Pain can be classified according to a variety of factors, such as duration or location. But the most useful categorization is based on mechanism. Nociceptive pain, which arises from damage to non-nervous tissue, occurs when, say, a person twists an ankle. An example of chronic nociceptive pain is arthritis. Neuropathic pain, by contrast, arises after a lesion or disease affects the nervous system. Nerve damage resulting from diabetes (diabetic neuropathy) and persistent pain after shingles (postherpetic neuralgia) are among the most common causes.
Chronic pain is difficult to treat; even the most effective medications provide only modest relief to a minority of patients. This can be explained partly by pain’s subjective nature, and partly by the fact that its source can be difficult to pinpoint.
Although neuroscientists are adept at studying pain, animal models fail to account for its “affective-motivational” component – that is, pain’s emotional, cognitive, and contextual features. Indeed, physiological indicators have less of an impact on a patient’s prognosis after a painful injury than psychological and social factors such as depression or poor coping skills. The problem is that subjective measures are much more difficult to study – not least because they are associated with high placebo response rates.
Unrealistic expectations exacerbate these psychological impediments to progress. In an era of instant access, people often expect immediate relief from symptoms, which is difficult to achieve when it comes to chronic pain.
For example, the best way to relieve back and neck pain is often to exercise, while treating underlying contributing factors like obesity. But few people are willing to devote the time and effort that such a therapeutic plan demands; they would prefer an injection, operation, or medication. When there is no instant fix available, they can become discouraged, hampering their recovery further.
Making matters worse, people are being inundated with information – and often misinformation – through television, the Internet, and other direct-marketing channels. This fuels misconceptions and, in many cases, gives people false hope about the kind of relief they can expect from a particular drug or treatment.
Not even physicians are immune to these influences; indeed, in some cases, they actually create the bias. For example, studies of epidural steroid injections for back pain have been shown to be almost three times more likely to yield positive results when conducted by doctors who routinely administer them.
Financial incentives have compounded the problem, leading to some alarming trends. Procedures, operations, and prescription opioid use aimed at curbing chronic pain have increased dramatically over the last decade, driving up health-care costs, while failing to stem the increase in the prevalence of pain or the number of disability claims.
This is particularly problematic in countries where health-care delivery is based on a fee-for-service model. The rate of spine surgery in the United States, for example, is more than twice as high as in Europe. And, despite having less than 5% of the world’s population, the US accounts for more than three-quarters of global opioid consumption – leading to a surge in addiction rates and overdoses.
What can be done to improve management and treatment of chronic pain? For starters, health-care providers and individuals should view chronic pain more as a “syndrome” than a symptom – one that may not be “curable.” For patients who have not responded to conventional treatment, restoring function should replace eradicating pain as the primary objective.
Similarly, patients must recognize that there are no “silver bullets” for pain treatment. Indiscriminate use of procedures that may benefit only a select few patients merely drives up health-care costs. Likewise, for chronic non-cancer pain, there is virtually no evidence to support the long-term use of high doses of opioids, which often do more harm than good.
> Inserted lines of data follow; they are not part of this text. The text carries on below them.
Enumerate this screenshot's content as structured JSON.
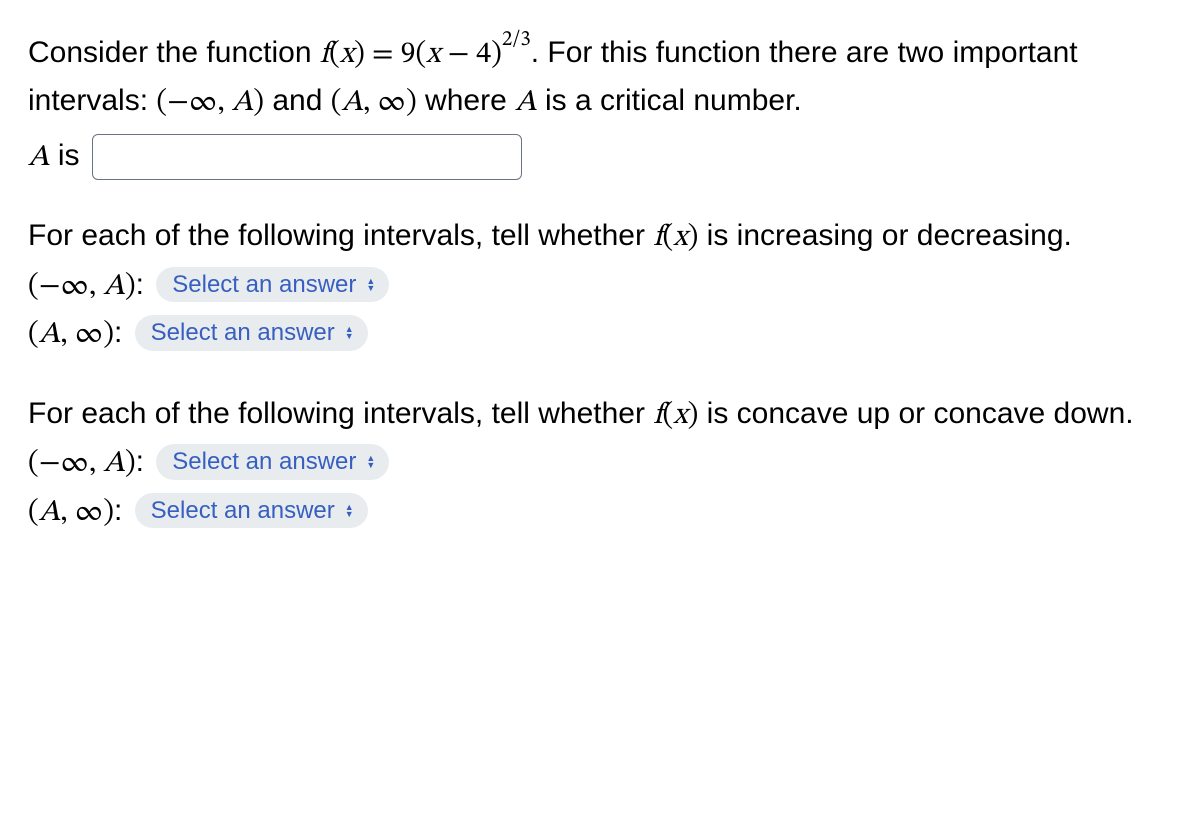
{
  "para1": {
    "t1": "Consider the function ",
    "fx": "f",
    "lpar": "(",
    "x": "x",
    "rpar": ")",
    "eq": " = ",
    "nine": "9",
    "lpar2": "(",
    "x2": "x",
    "minus": " − ",
    "four": "4",
    "rpar2": ")",
    "exp": "2/3",
    "t2": ". For this function there are two important intervals: ",
    "int1_l": "(",
    "int1_neginf": "−∞",
    "int1_comma": ", ",
    "int1_A": "A",
    "int1_r": ")",
    "t3": " and ",
    "int2_l": "(",
    "int2_A": "A",
    "int2_comma": ", ",
    "int2_inf": "∞",
    "int2_r": ")",
    "t4": " where ",
    "A": "A",
    "t5": " is a critical number."
  },
  "A_label_A": "A",
  "A_label_is": " is ",
  "para2": {
    "t1": "For each of the following intervals, tell whether ",
    "f": "f",
    "lpar": "(",
    "x": "x",
    "rpar": ")",
    "t2": " is increasing or decreasing."
  },
  "monotone": {
    "row1_l": "(",
    "row1_neginf": "−∞",
    "row1_comma": ", ",
    "row1_A": "A",
    "row1_r": ")",
    "row1_colon": ": ",
    "row2_l": "(",
    "row2_A": "A",
    "row2_comma": ", ",
    "row2_inf": "∞",
    "row2_r": ")",
    "row2_colon": ": "
  },
  "para3": {
    "t1": "For each of the following intervals, tell whether ",
    "f": "f",
    "lpar": "(",
    "x": "x",
    "rpar": ")",
    "t2": " is concave up or concave down."
  },
  "concave": {
    "row1_l": "(",
    "row1_neginf": "−∞",
    "row1_comma": ", ",
    "row1_A": "A",
    "row1_r": ")",
    "row1_colon": ": ",
    "row2_l": "(",
    "row2_A": "A",
    "row2_comma": ", ",
    "row2_inf": "∞",
    "row2_r": ")",
    "row2_colon": ": "
  },
  "select_label": "Select an answer"
}
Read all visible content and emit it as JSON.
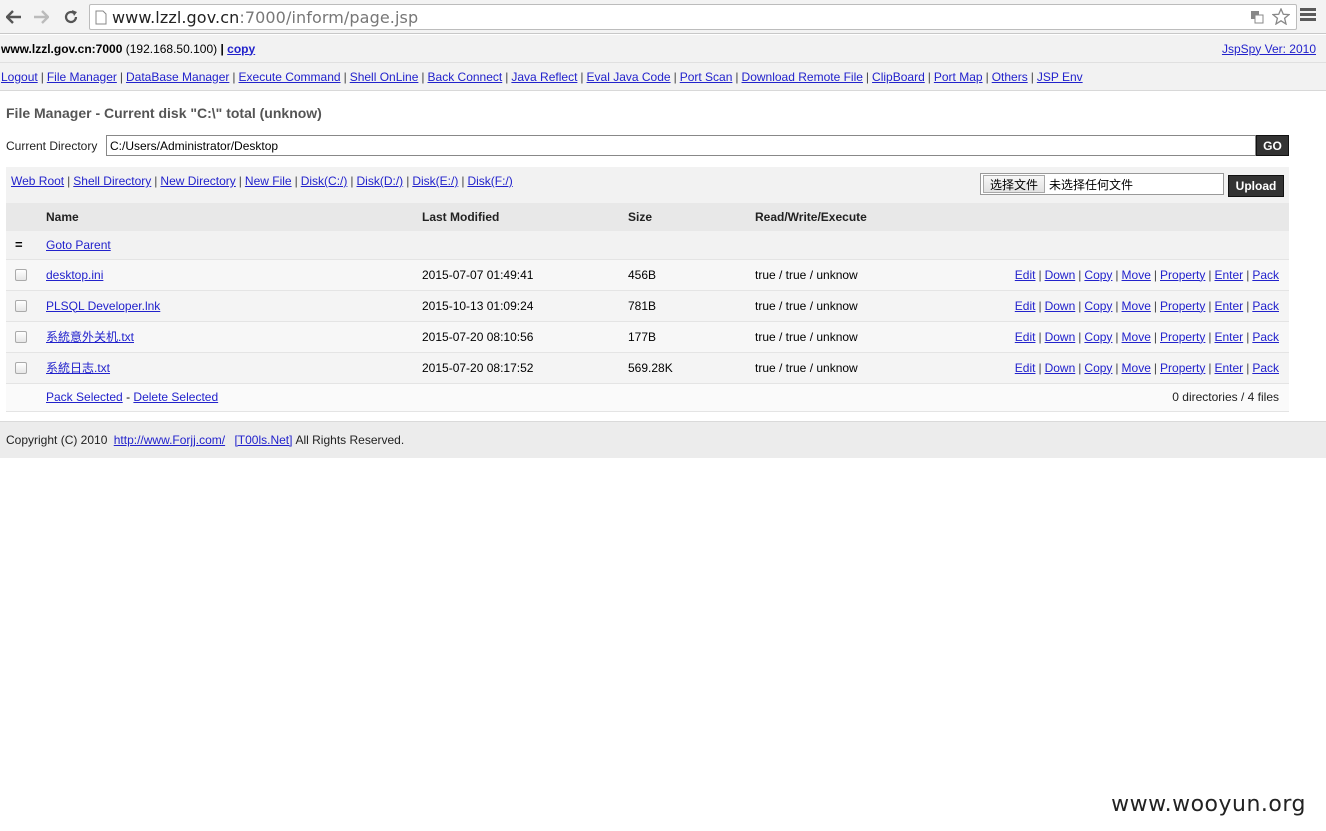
{
  "browser": {
    "url_host": "www.lzzl.gov.cn",
    "url_rest": ":7000/inform/page.jsp"
  },
  "header": {
    "host": "www.lzzl.gov.cn:7000",
    "ip": "(192.168.50.100)",
    "sep": "|",
    "copy_label": "copy",
    "version_label": "JspSpy Ver: 2010"
  },
  "nav": {
    "items": [
      "Logout",
      "File Manager",
      "DataBase Manager",
      "Execute Command",
      "Shell OnLine",
      "Back Connect",
      "Java Reflect",
      "Eval Java Code",
      "Port Scan",
      "Download Remote File",
      "ClipBoard",
      "Port Map",
      "Others",
      "JSP Env"
    ]
  },
  "main": {
    "title": "File Manager - Current disk \"C:\\\" total (unknow)",
    "current_dir_label": "Current Directory",
    "current_dir_value": "C:/Users/Administrator/Desktop",
    "go_label": "GO",
    "tool_links": [
      "Web Root",
      "Shell Directory",
      "New Directory",
      "New File",
      "Disk(C:/)",
      "Disk(D:/)",
      "Disk(E:/)",
      "Disk(F:/)"
    ],
    "choose_file_label": "选择文件",
    "no_file_label": "未选择任何文件",
    "upload_label": "Upload"
  },
  "table": {
    "headers": {
      "name": "Name",
      "modified": "Last Modified",
      "size": "Size",
      "rwx": "Read/Write/Execute"
    },
    "parent_icon": "=",
    "goto_parent": "Goto Parent",
    "rows": [
      {
        "name": "desktop.ini",
        "modified": "2015-07-07 01:49:41",
        "size": "456B",
        "rwx": "true / true / unknow"
      },
      {
        "name": "PLSQL Developer.lnk",
        "modified": "2015-10-13 01:09:24",
        "size": "781B",
        "rwx": "true / true / unknow"
      },
      {
        "name": "系統意外关机.txt",
        "modified": "2015-07-20 08:10:56",
        "size": "177B",
        "rwx": "true / true / unknow"
      },
      {
        "name": "系統日志.txt",
        "modified": "2015-07-20 08:17:52",
        "size": "569.28K",
        "rwx": "true / true / unknow"
      }
    ],
    "actions": [
      "Edit",
      "Down",
      "Copy",
      "Move",
      "Property",
      "Enter",
      "Pack"
    ],
    "pack_selected": "Pack Selected",
    "dash": "-",
    "delete_selected": "Delete Selected",
    "summary": "0 directories / 4 files"
  },
  "footer": {
    "copyright_prefix": "Copyright (C) 2010",
    "link1": "http://www.Forjj.com/",
    "link2": "[T00ls.Net]",
    "suffix": "All Rights Reserved."
  },
  "watermark": "www.wooyun.org"
}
The long-term pain treatment with the strongest empirical support involves lifestyle modifications such as exercise, stress reduction, and weight loss – all of which require significant time and effort.
Finally, researchers should compare the long-term cost-effectiveness of different treatments in typical chronic-pain patients. Such an approach would be more relevant and generalizable than industry-sponsored short-term studies that compare new treatments to placebos in a fastidiously chosen population that does not reflect real-world conditions.
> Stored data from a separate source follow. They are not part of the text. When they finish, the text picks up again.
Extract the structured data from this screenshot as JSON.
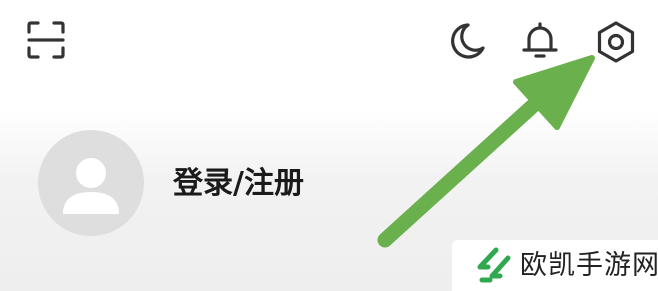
{
  "header": {
    "icons": {
      "scan": "scan-icon",
      "night_mode": "moon-icon",
      "notifications": "bell-icon",
      "settings": "gear-icon"
    }
  },
  "profile": {
    "avatar": "default-user-avatar",
    "login_label": "登录/注册"
  },
  "annotation": {
    "arrow_color": "#6ab04c",
    "points_to": "settings"
  },
  "watermark": {
    "text": "欧凯手游网",
    "logo_color": "#2fa84f"
  },
  "colors": {
    "icon": "#333333",
    "avatar_bg": "#dedede",
    "avatar_fg": "#ffffff"
  }
}
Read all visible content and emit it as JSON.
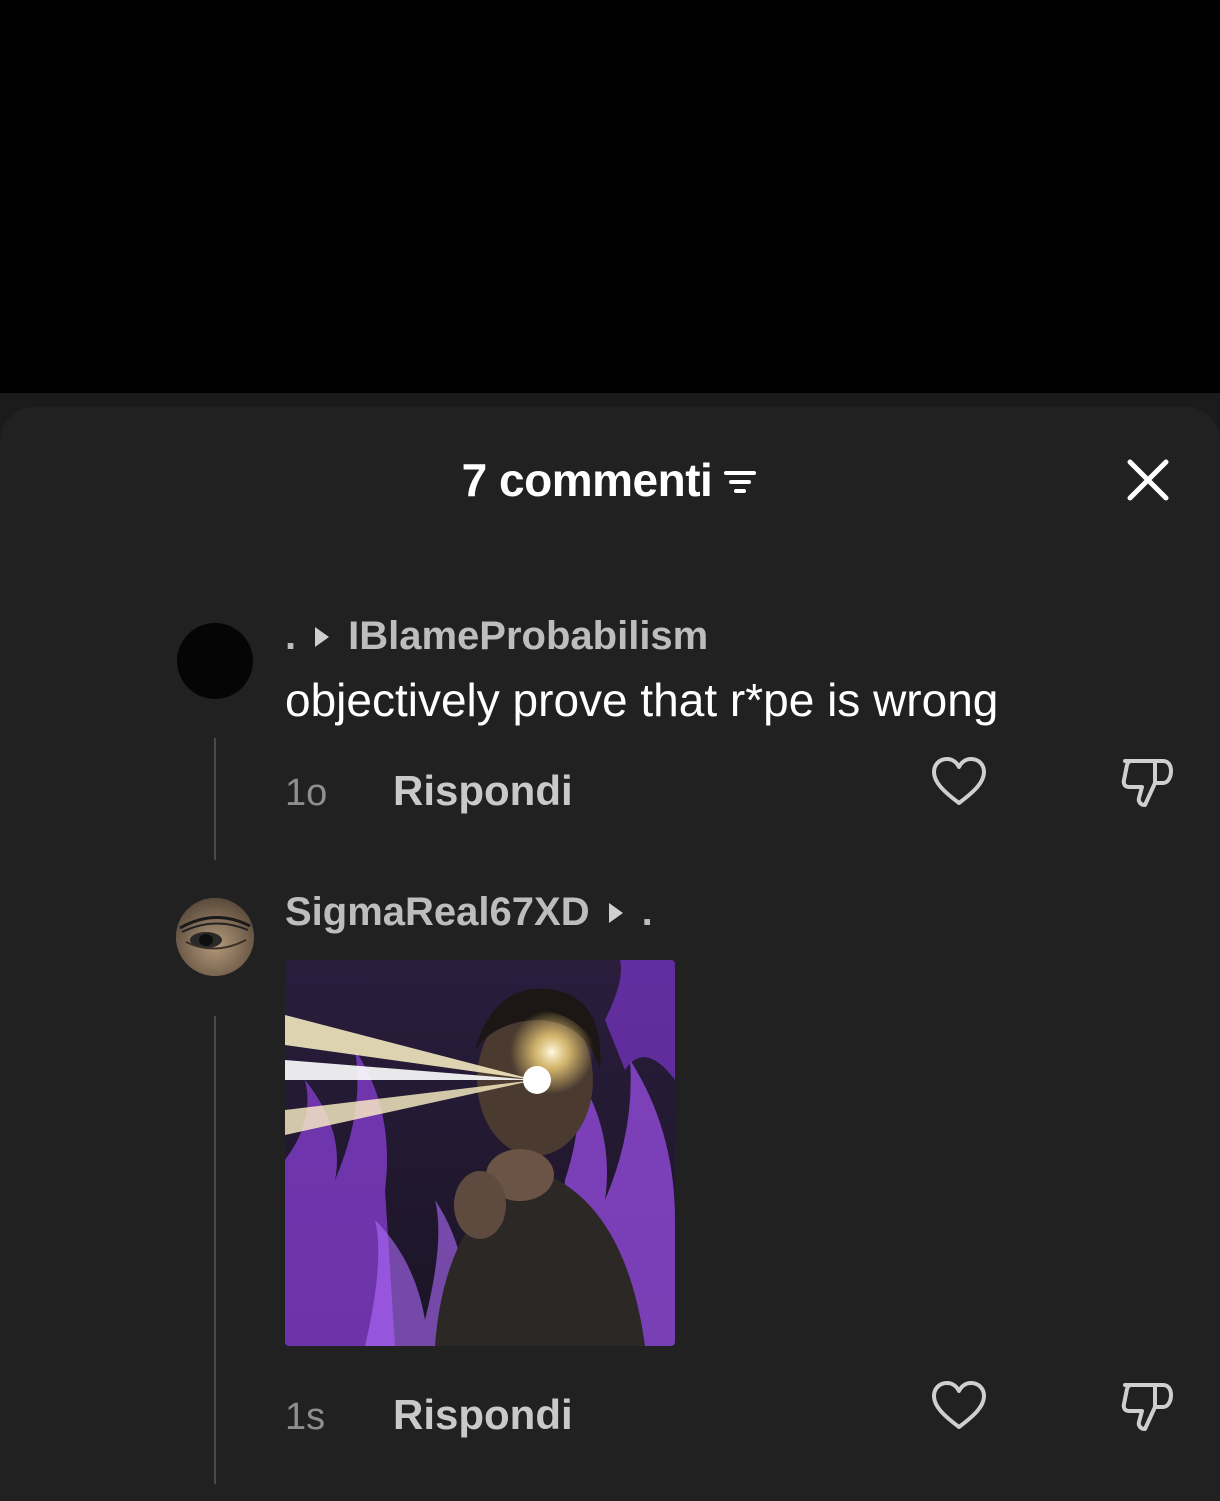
{
  "header": {
    "title": "7 commenti",
    "sort_icon": "sort-filter-icon",
    "close_icon": "close-icon"
  },
  "comments": [
    {
      "author": ".",
      "reply_to": "IBlameProbabilism",
      "text": "objectively prove that r*pe is wrong",
      "time": "1o",
      "reply_label": "Rispondi",
      "avatar": "black-circle-avatar"
    },
    {
      "author": "SigmaReal67XD",
      "reply_to": ".",
      "image": "meme-image-glowing-eyes-purple-flames",
      "time": "1s",
      "reply_label": "Rispondi",
      "avatar": "eye-closeup-avatar"
    }
  ],
  "colors": {
    "background": "#000000",
    "sheet": "#212121",
    "text_primary": "#ffffff",
    "text_secondary": "#bdbdbd",
    "text_muted": "#8e8e8e",
    "accent_purple": "#a55cff"
  }
}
A thorough and realistic understanding of the nature of chronic pain is crucial to devising effective treatments. Indeed, without better evidence, efforts to help patients may well end up creating more problems than they solve.
Steven P. Cohen is a professor of anesthesiology and physical medicine and rehabilitation at the Johns Hopkins School of Medicine and University of the Health Sciences, and Director of Pain Research at Walter Reed National Military Medical Center.